In short, the full summary of Clef’s innovation stems from:
- Reynolds’ abstraction theorem: types are relations; polymorphic functions preserve relations.
- Wadler’s free theorems: specific types generate specific theorems about all functions of that type.
- DTS inference: dimensional types generate dimensional consistency theorems about all functions whose types the DTS infers.
- Persistence: compilation passes that are parametric in dimensional annotations preserve the inferred dimensional consistency, by the same reasoning that Wadler’s map-commutation theorem follows from parametricity.
The Deeper Pattern
Wadler’s paper demonstrates a principle that recurs throughout the Fidelity framework’s design: structure that is present in the type system generates properties of the compiled artifact for free. Dimensional consistency, escape classification, grade preservation, coeffect propagation, and cross-target transfer fidelity are all instances of this principle. None requires runtime enforcement. None requires separate verification tooling. Each falls out of the type structure through parametricity.
This is the formal content of the claim that verification is a compilation byproduct: the types determine the theorems, the compiler infers the types, and the theorems follow. The cost is the type system’s design. Once the design is in place, the theorems are “free” in the truest sense of its original meaning.
References
[1] P. Wadler, “Theorems for free!” in Proceedings of the Fourth International Conference on Functional Programming Languages and Computer Architecture, pp. 347-359, ACM, 1989.

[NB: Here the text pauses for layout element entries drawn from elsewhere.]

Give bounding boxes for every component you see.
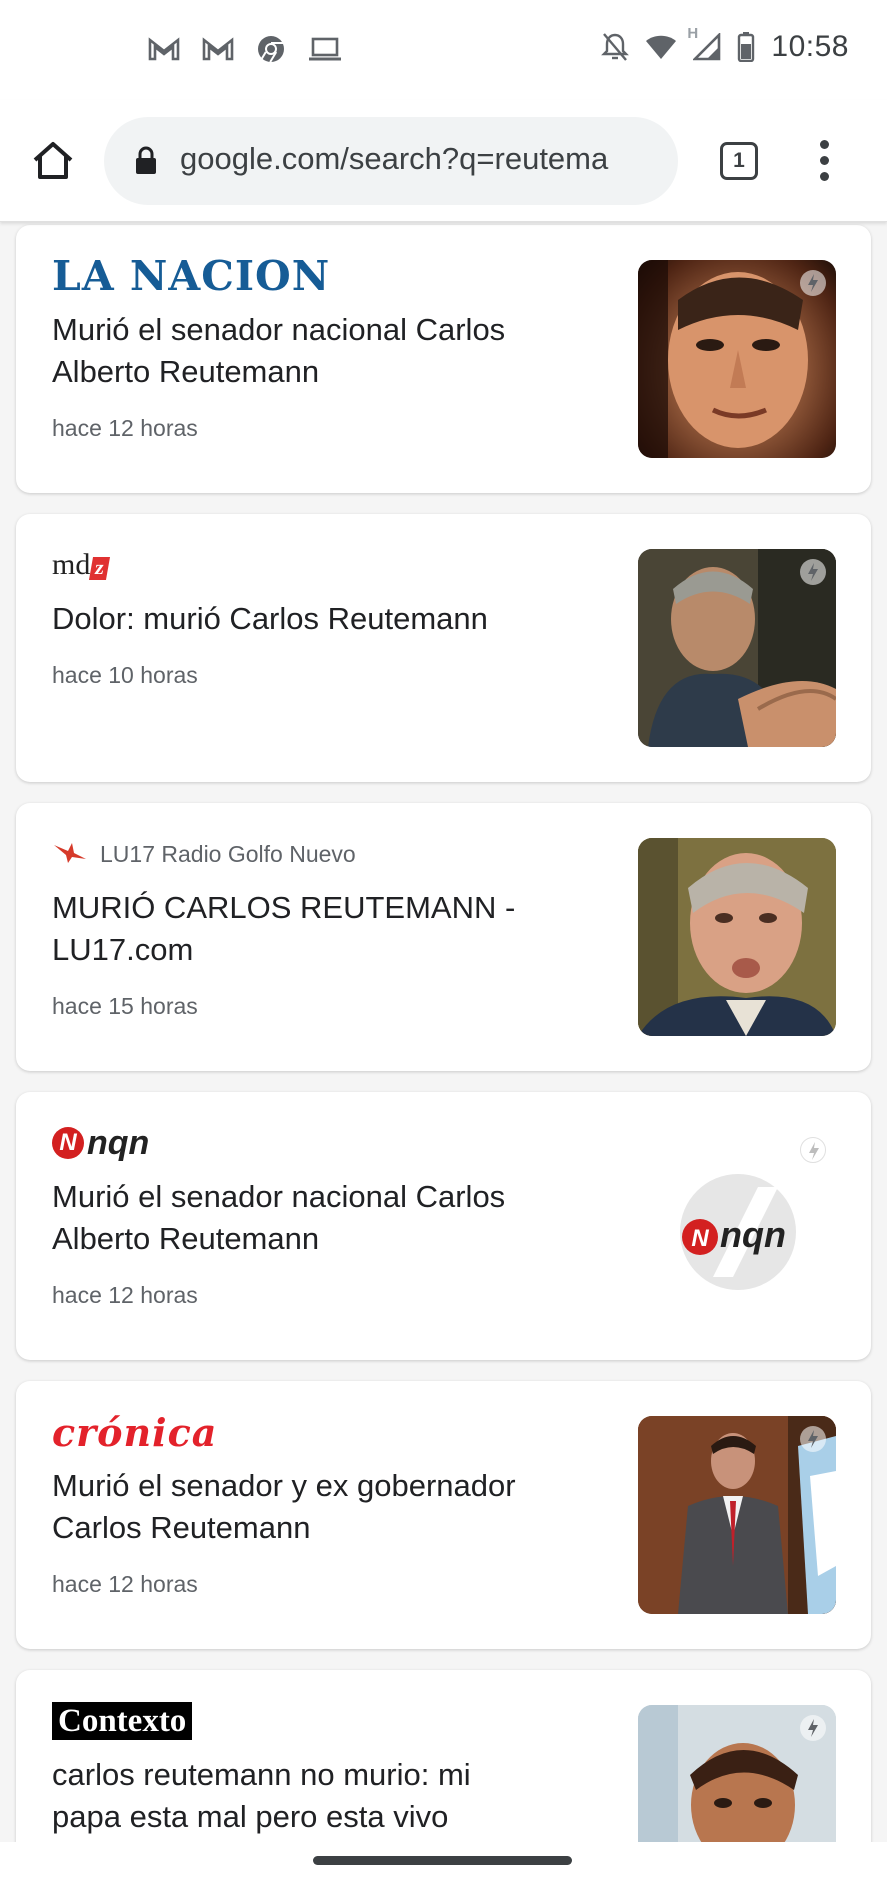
url-text[interactable]: google.com/search?q=reutema [180, 141, 660, 177]
news-card[interactable]: N nqn Murió el senador nacional Carlos A… [16, 1092, 871, 1360]
wifi-icon [645, 34, 677, 60]
thumbnail-image[interactable] [638, 1705, 836, 1842]
browser-toolbar: google.com/search?q=reutema 1 [0, 100, 887, 222]
portrait-face [638, 838, 836, 1036]
clock: 10:58 [771, 30, 849, 63]
source-logo: Contexto [52, 1698, 193, 1744]
mdz-logo: md z [52, 548, 111, 582]
address-bar[interactable]: google.com/search?q=reutema [104, 117, 678, 205]
timestamp: hace 12 horas [52, 1282, 198, 1308]
news-card[interactable]: Contexto carlos reutemann no murio: mi p… [16, 1670, 871, 1842]
source-logo: N nqn [52, 1120, 149, 1166]
screen: H 10:58 google.com/search?q=reutema 1 LA… [0, 0, 887, 1889]
navigation-bar [0, 1842, 887, 1889]
svg-text:N: N [691, 1225, 709, 1252]
source-logo: LU17 Radio Golfo Nuevo [52, 831, 356, 877]
headline[interactable]: MURIÓ CARLOS REUTEMANN - LU17.com [52, 887, 532, 971]
battery-icon [737, 32, 755, 62]
timestamp: hace 15 horas [52, 993, 198, 1019]
source-logo: md z [52, 542, 111, 588]
dot-icon [819, 156, 829, 165]
notifications-off-icon [601, 32, 630, 62]
nqn-logo-icon: N [52, 1127, 84, 1159]
lu17-logo-icon [52, 841, 88, 868]
thumbnail-image[interactable] [638, 1416, 836, 1614]
thumbnail-image[interactable] [638, 260, 836, 458]
thumbnail-image[interactable] [638, 838, 836, 1036]
home-gesture-handle[interactable] [313, 1856, 572, 1865]
tab-switcher-button[interactable]: 1 [720, 142, 758, 180]
network-type-label: H [687, 25, 699, 42]
home-icon [33, 142, 73, 179]
contexto-logo: Contexto [52, 1702, 193, 1740]
home-button[interactable] [30, 138, 76, 184]
gmail-icon [148, 37, 180, 61]
source-logo: crónica [52, 1409, 217, 1455]
news-card[interactable]: md z Dolor: murió Carlos Reutemann hace 1… [16, 514, 871, 782]
headline[interactable]: Murió el senador y ex gobernador Carlos … [52, 1465, 532, 1549]
overflow-menu-button[interactable] [812, 140, 836, 184]
headline[interactable]: carlos reutemann no murio: mi papa esta … [52, 1754, 532, 1838]
thumbnail-image[interactable]: N nqn [638, 1127, 836, 1325]
chrome-icon [256, 34, 286, 64]
headline[interactable]: Murió el senador nacional Carlos Alberto… [52, 309, 532, 393]
source-logo: LA NACION [52, 252, 331, 300]
amp-icon [800, 1137, 826, 1163]
news-card[interactable]: LU17 Radio Golfo Nuevo MURIÓ CARLOS REUT… [16, 803, 871, 1071]
timestamp: hace 12 horas [52, 415, 198, 441]
timestamp: hace 12 horas [52, 1571, 198, 1597]
gmail-icon [202, 37, 234, 61]
amp-icon [800, 559, 826, 585]
lanacion-logo: LA NACION [52, 252, 331, 300]
amp-icon [800, 270, 826, 296]
lock-icon [134, 146, 158, 181]
dot-icon [819, 172, 829, 181]
headline[interactable]: Murió el senador nacional Carlos Alberto… [52, 1176, 532, 1260]
nqn-logo: N nqn [52, 1124, 149, 1163]
status-bar: H 10:58 [0, 0, 887, 100]
source-name: LU17 Radio Golfo Nuevo [100, 840, 356, 867]
news-feed[interactable]: LA NACION Murió el senador nacional Carl… [0, 222, 887, 1842]
cronica-logo: crónica [52, 1409, 218, 1455]
dot-icon [819, 140, 829, 149]
signal-icon: H [687, 25, 721, 61]
thumbnail-image[interactable] [638, 549, 836, 747]
headline[interactable]: Dolor: murió Carlos Reutemann [52, 598, 532, 640]
nqn-thumb-text: nqn [720, 1214, 786, 1255]
amp-icon [800, 1426, 826, 1452]
news-card[interactable]: crónica Murió el senador y ex gobernador… [16, 1381, 871, 1649]
timestamp: hace 10 horas [52, 662, 198, 688]
news-card[interactable]: LA NACION Murió el senador nacional Carl… [16, 225, 871, 493]
nqn-logo-text: nqn [87, 1123, 150, 1162]
laptop-icon [308, 37, 342, 61]
amp-icon [800, 1715, 826, 1741]
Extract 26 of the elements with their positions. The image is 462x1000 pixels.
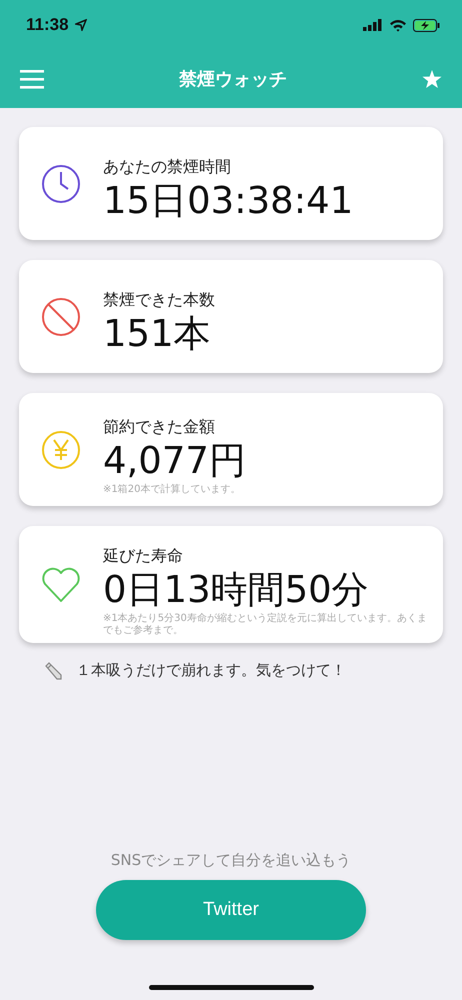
- stat-value: 151本: [103, 310, 212, 357]
- wifi-icon: [389, 18, 407, 32]
- share-caption: SNSでシェアして自分を追い込もう: [110, 851, 352, 870]
- stat-value: 15日03:38:41: [103, 178, 354, 224]
- stat-value: 4,077円: [103, 438, 247, 484]
- clock-icon: [41, 164, 81, 204]
- footnote: ※1本あたり5分30寿命が縮むという定説を元に算出しています。あくまでもご参考まで。: [103, 613, 428, 638]
- heart-icon: [41, 566, 81, 603]
- prohibited-icon: [41, 296, 81, 336]
- tip-text: １本吸うだけで崩れます。気をつけて！: [76, 661, 346, 680]
- status-time: 11:38: [26, 15, 69, 35]
- footnote: ※1箱20本で計算しています。: [103, 484, 242, 496]
- stat-label: 禁煙できた本数: [103, 290, 216, 311]
- menu-button[interactable]: [20, 69, 44, 89]
- signal-icon: [363, 19, 383, 31]
- yen-coin-icon: [41, 430, 81, 470]
- app-title: 禁煙ウォッチ: [179, 68, 287, 91]
- stat-value: 0日13時間50分: [103, 567, 370, 612]
- stat-label: 節約できた金額: [103, 416, 216, 438]
- location-icon: [74, 19, 87, 31]
- stat-label: 延びた寿命: [103, 546, 184, 567]
- stat-label: あなたの禁煙時間: [103, 156, 232, 178]
- pencil-icon: [44, 662, 62, 680]
- twitter-button[interactable]: Twitter: [96, 880, 366, 940]
- favorite-button[interactable]: [422, 70, 442, 88]
- battery-icon: [413, 18, 440, 32]
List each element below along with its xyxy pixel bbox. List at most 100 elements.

[2] J. C. Reynolds, “Types, abstraction and parametric polymorphism,” in Information Processing 83, pp. 513-523, North-Holland, 1983.
[3] J. C. Reynolds, “The discoveries of continuations,” Lisp and Symbolic Computation, vol. 6, pp. 233-248, 1993.
[4] H. Haynes, “Dimensional Type Systems and Deterministic Memory Management: Design-Time Semantic Preservation in Native Compilation,” arXiv:2603.16437, 2026.
[5] H. Haynes, “The Program Hypergraph: Multi-Way Relational Structure for Geometric Algebra, Spatial Compute, and Physics-Aware Compilation,” arXiv:2603.17627, 2026.
[6] T. Petricek, D. Orchard, and A. Mycroft, “Coeffects: A calculus of context-dependent computation,” in Proceedings of the 19th ACM SIGPLAN International Conference on Functional Programming, pp. 123-135, 2014.